Ironically, the Rules of Professional Conduct do not explicitly state how long an attorney must keep closed files and records; rather, such questions are matters of prudential judgment.
What follows is a suggested file destruction program.
First – at the very beginning of the representation inform the client of the file destruction program. Make a record of telling that client of the plan and include a reference to the plan in the attorney-client agreement form, or any writing the lawyer uses to set forth the rate and basis of the fee and the purpose of the representation.
Second – keep closed files separate from pending files. This is just good recordkeeping, and it minimizes the risk of misfiling some documents.
Third – when the representation ends, the lawyer should review the file carefully. Return any items that belong to the client at that time, when you probably still have a good address for the client. Items that belong to the client should be returned to the client promptly because they are the property of the client. It is also a good habit to send a termination letter that notes that the representation has ended and that the attorney will proceed no further because the purpose of the representation has ceased. The termination letter could also refer to the file destruction policy and remind the client that the attorney will destroy the file after a period of time.
Fourth – the file destruction plan should make a record of the name of the client, the nature of the representation, and when the file was closed. This information tracks the requirements set forth in Supreme Court Rule 769(a), and this information is useful for screening for potential conflicts of interest that may arise with new clients that walk into your office.
In addition, information about the name of the client and the date the file was closed will allow you to identify the file box and retrieve items and destroy the files periodically when you reach the seven- or ten-year benchmark.1
Additionally, please make sure that you destroy the documents in a manner that will not undermine an attorney’s duty to maintain confidences and secrets. The better practice is to shred or pay for the destruction of the files and records. Do not place the documents in a dumpster or dispose of the documents in a manner that might allow someone else to retrieve or view the items.

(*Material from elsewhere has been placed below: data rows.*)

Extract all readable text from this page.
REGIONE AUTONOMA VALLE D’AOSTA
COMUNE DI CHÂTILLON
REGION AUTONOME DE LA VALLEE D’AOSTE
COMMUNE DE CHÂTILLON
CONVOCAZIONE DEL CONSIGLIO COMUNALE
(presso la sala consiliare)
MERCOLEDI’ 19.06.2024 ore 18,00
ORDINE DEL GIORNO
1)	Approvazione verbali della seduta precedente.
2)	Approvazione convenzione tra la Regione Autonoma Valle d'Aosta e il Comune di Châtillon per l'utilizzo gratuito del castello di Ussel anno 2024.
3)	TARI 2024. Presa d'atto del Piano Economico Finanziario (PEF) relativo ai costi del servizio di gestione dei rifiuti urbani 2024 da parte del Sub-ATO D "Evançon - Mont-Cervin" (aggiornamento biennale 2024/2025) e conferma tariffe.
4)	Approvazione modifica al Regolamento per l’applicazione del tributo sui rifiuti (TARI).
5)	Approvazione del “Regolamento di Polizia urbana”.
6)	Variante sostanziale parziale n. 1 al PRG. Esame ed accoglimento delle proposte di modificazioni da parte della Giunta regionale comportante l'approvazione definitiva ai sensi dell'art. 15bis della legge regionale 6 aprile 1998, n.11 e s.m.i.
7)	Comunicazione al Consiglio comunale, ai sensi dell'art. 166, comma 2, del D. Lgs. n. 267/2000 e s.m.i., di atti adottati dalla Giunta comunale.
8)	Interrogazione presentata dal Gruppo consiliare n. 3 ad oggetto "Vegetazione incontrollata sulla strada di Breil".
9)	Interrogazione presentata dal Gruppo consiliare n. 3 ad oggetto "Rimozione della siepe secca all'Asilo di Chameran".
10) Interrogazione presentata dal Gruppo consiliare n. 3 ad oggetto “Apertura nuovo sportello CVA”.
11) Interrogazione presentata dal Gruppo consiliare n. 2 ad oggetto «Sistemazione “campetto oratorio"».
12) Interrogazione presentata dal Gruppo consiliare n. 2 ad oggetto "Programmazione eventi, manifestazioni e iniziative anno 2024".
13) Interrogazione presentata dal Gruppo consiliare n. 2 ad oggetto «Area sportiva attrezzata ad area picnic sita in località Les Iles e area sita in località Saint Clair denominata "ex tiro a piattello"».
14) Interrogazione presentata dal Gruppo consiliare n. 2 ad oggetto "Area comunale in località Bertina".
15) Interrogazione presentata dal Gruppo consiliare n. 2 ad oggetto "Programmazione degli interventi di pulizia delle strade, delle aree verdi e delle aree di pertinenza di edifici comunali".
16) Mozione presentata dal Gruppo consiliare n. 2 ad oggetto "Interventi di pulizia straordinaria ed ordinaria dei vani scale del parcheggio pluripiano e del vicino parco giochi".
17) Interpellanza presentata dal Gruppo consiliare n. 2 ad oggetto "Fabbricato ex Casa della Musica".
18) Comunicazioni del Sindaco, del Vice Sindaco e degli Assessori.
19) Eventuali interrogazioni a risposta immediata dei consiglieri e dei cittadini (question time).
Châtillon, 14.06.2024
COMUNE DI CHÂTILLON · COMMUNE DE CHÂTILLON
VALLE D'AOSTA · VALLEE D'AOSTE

In summary, a careful lawyer will have a file destruction program that is explicitly mentioned in the initial engagement letter to the client. The engagement letter should identify the purpose of the representation and the rate and basis of the fee along with a description of the firm’s file destruction policy.
If you are a sole practitioner, you should also create a succession plan and arrange for another lawyer to review your files if you should be unavailable due to serious illness or disability. The ARDC website, www.iardc.org, has information about creating a succession plan.
Such planning is in keeping with the highest calling of our profession as it reflects an abiding concern for the welfare of the clients, and the file destruction program will provide peace of mind to your family and loved ones regarding any tasks associated with closing a law office.
1 There is a divergence of opinion about how long to keep closed files before destruction. Many authors use seven years as a benchmark in part because the Internal Revenue Service uses seven years for tax records. In addition, Illinois Supreme Court Rule 769 (Maintenance of Records) requires attorneys to maintain all financial records related to the practice for seven years. Rule 1.15(a) of the Illinois Rules of Professional Conduct requires an attorney to maintain client trust account records for a period of seven years after the representation has ended. Some authors advocate waiting ten years before destroying files.